As the minister lauded the new security strategy, to be released later in the year, she said the cyber domain was the fastest-changing national security threat, but also "a bloody big opportunity".
"If we play it right, Australia is uniquely placed to be best in the world in a number of cyber capabilities, creating well-paid jobs for Australians and products that we can export all over the world," she said.
"So when you put it together, it's really clear - we have an urgent economic and security imperative to make a step change as a country for how we deal with cyber issues."
The new strategy will create six "shields" around the nation to protect businesses, organisations and everyday Australians.
She said the first shield was to have Australians understand cyber threats so they're better able to protect themselves and have support in place to help affected businesses bounce back after an attack by 2030.

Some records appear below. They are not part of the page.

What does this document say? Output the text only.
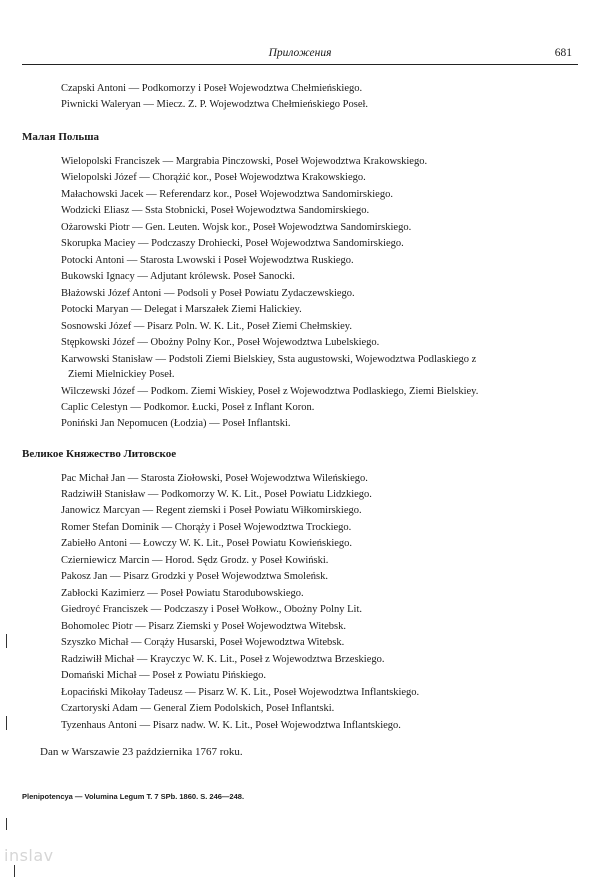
Приложения	681
Czapski Antoni — Podkomorzy i Poseł Wojewodztwa Chełmieńskiego.
Piwnicki Waleryan — Miecz. Z. P. Wojewodztwa Chełmieńskiego Poseł.
Малая Польша
Wielopolski Franciszek — Margrabia Pinczowski, Poseł Wojewodztwa Krakowskiego.
Wielopolski Józef — Chorążić kor., Poseł Wojewodztwa Krakowskiego.
Małachowski Jacek — Referendarz kor., Poseł Wojewodztwa Sandomirskiego.
Wodzicki Eliasz — Ssta Stobnicki, Poseł Wojewodztwa Sandomirskiego.
Ożarowski Piotr — Gen. Leuten. Wojsk kor., Poseł Wojewodztwa Sandomirskiego.
Skorupka Maciey — Podczaszy Drohiecki, Poseł Wojewodztwa Sandomirskiego.
Potocki Antoni — Starosta Lwowski i Poseł Wojewodztwa Ruskiego.
Bukowski Ignacy — Adjutant królewsk. Poseł Sanocki.
Błażowski Józef Antoni — Podsoli y Poseł Powiatu Zydaczewskiego.
Potocki Maryan — Delegat i Marszałek Ziemi Halickiey.
Sosnowski Józef — Pisarz Poln. W. K. Lit., Poseł Ziemi Chełmskiey.
Stępkowski Józef — Obożny Polny Kor., Poseł Wojewodztwa Lubelskiego.
Karwowski Stanisław — Podstoli Ziemi Bielskiey, Ssta augustowski, Wojewodztwa Podlaskiego z
Ziemi Mielnickiey Poseł.
Wilczewski Józef — Podkom. Ziemi Wiskiey, Poseł z Wojewodztwa Podlaskiego, Ziemi Bielskiey.
Caplic Celestyn — Podkomor. Łucki, Poseł z Inflant Koron.
Poniński Jan Nepomucen (Łodzia) — Poseł Inflantski.
Великое Княжество Литовское
Pac Michał Jan — Starosta Ziołowski, Poseł Wojewodztwa Wileńskiego.
Radziwiłł Stanisław — Podkomorzy W. K. Lit., Poseł Powiatu Lidzkiego.
Janowicz Marcyan — Regent ziemski i Poseł Powiatu Wiłkomirskiego.
Romer Stefan Dominik — Chorąży i Poseł Wojewodztwa Trockiego.
Zabiełło Antoni — Łowczy W. K. Lit., Poseł Powiatu Kowieńskiego.
Czierniewicz Marcin — Horod. Sędz Grodz. y Poseł Kowiński.
Pakosz Jan — Pisarz Grodzki y Poseł Wojewodztwa Smoleńsk.
Zabłocki Kazimierz — Poseł Powiatu Starodubowskiego.
Giedroyć Franciszek — Podczaszy i Poseł Wołkow., Obożny Polny Lit.
Bohomolec Piotr — Pisarz Ziemski y Poseł Wojewodztwa Witebsk.
Szyszko Michał — Corąży Husarski, Poseł Wojewodztwa Witebsk.
Radziwiłł Michał — Krayczyc W. K. Lit., Poseł z Wojewodztwa Brzeskiego.
Domański Michał — Poseł z Powiatu Pińskiego.
Łopaciński Mikołay Tadeusz — Pisarz W. K. Lit., Poseł Wojewodztwa Inflantskiego.
Czartoryski Adam — General Ziem Podolskich, Poseł Inflantski.
Tyzenhaus Antoni — Pisarz nadw. W. K. Lit., Poseł Wojewodztwa Inflantskiego.
Dan w Warszawie 23 października 1767 roku.
Plenipotencya — Volumina Legum T. 7 SPb. 1860. S. 246—248.
inslav
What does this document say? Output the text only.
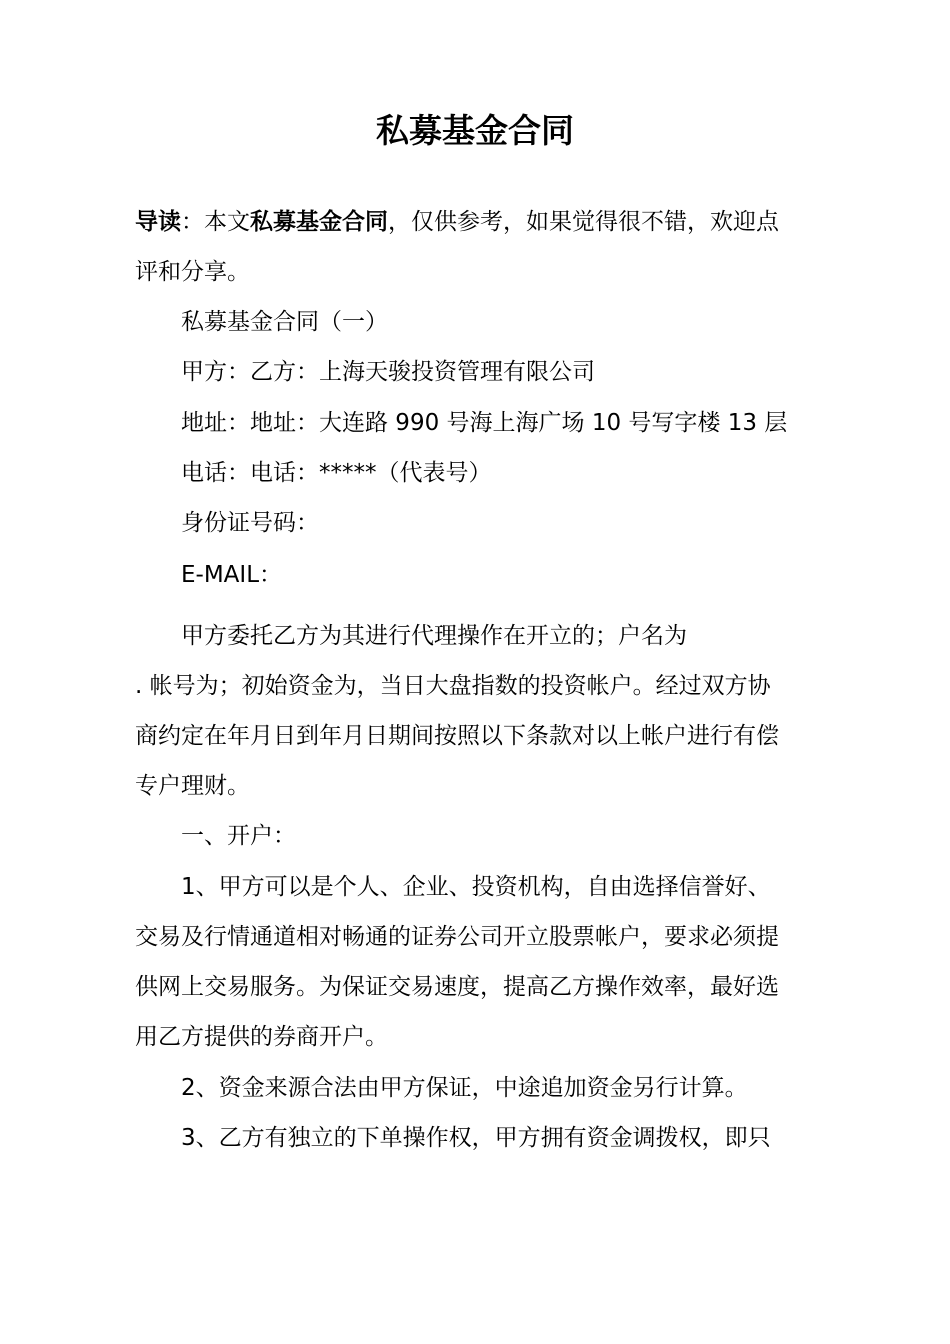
私募基金合同
导读：本文私募基金合同，仅供参考，如果觉得很不错，欢迎点
评和分享。
私募基金合同（一）
甲方：乙方：上海天骏投资管理有限公司
地址：地址：大连路 990 号海上海广场 10 号写字楼 13 层
电话：电话：*****（代表号）
身份证号码：
E-MAIL：
甲方委托乙方为其进行代理操作在开立的；户名为
. 帐号为；初始资金为，当日大盘指数的投资帐户。经过双方协
商约定在年月日到年月日期间按照以下条款对以上帐户进行有偿
专户理财。
一、开户：
1、甲方可以是个人、企业、投资机构，自由选择信誉好、
交易及行情通道相对畅通的证券公司开立股票帐户，要求必须提
供网上交易服务。为保证交易速度，提高乙方操作效率，最好选
用乙方提供的券商开户。
2、资金来源合法由甲方保证，中途追加资金另行计算。
3、乙方有独立的下单操作权，甲方拥有资金调拨权，即只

The second shield was safer digital technology, with the minister pointing to similar laws overseas for apps and programs to have built-in protections rather than leaving it to the consumer.
Other layers include world-class threat sharing and blocking, protecting access to critical infrastructure, ensuring Australia maintains sovereignty over cyber capabilities and better co-ordination of global action.
The plan is set to be implemented in two-year blocks, with strong foundations built up until 2025, before incrementally working towards standing up the six shields by the end of the decade.
About 10 million former and current customers of Optus had their personal details stolen in a major cyber attack in September 2022 which has triggered a major class action against the telecommunications giant.
Ms O'Neil said the government needed to play a more significant role and work with the private sector to ensure vulnerable businesses, that may not have the resources to protect themselves, were shielded.
She said the feedback from Australians and small businesses was that they felt vulnerable and panicked trying to navigate cyber security.
The government's cybersecurity review chair Andy Penn told the summit corporate boards should be taking steps to ensure their firms' data is secure.
"It's about 'How do I know that I've taken reasonable steps to protect the company and particularly to protect our customers against malicious cyber activity?'," he said.
Steps should include knowing what data is held and having a plan to respond to breaches and repair the hacked systems.
The average cost of a cybersecurity breach in Australia is about $4 million, with the most common attacks being phishing scams and stolen or compromised credentials.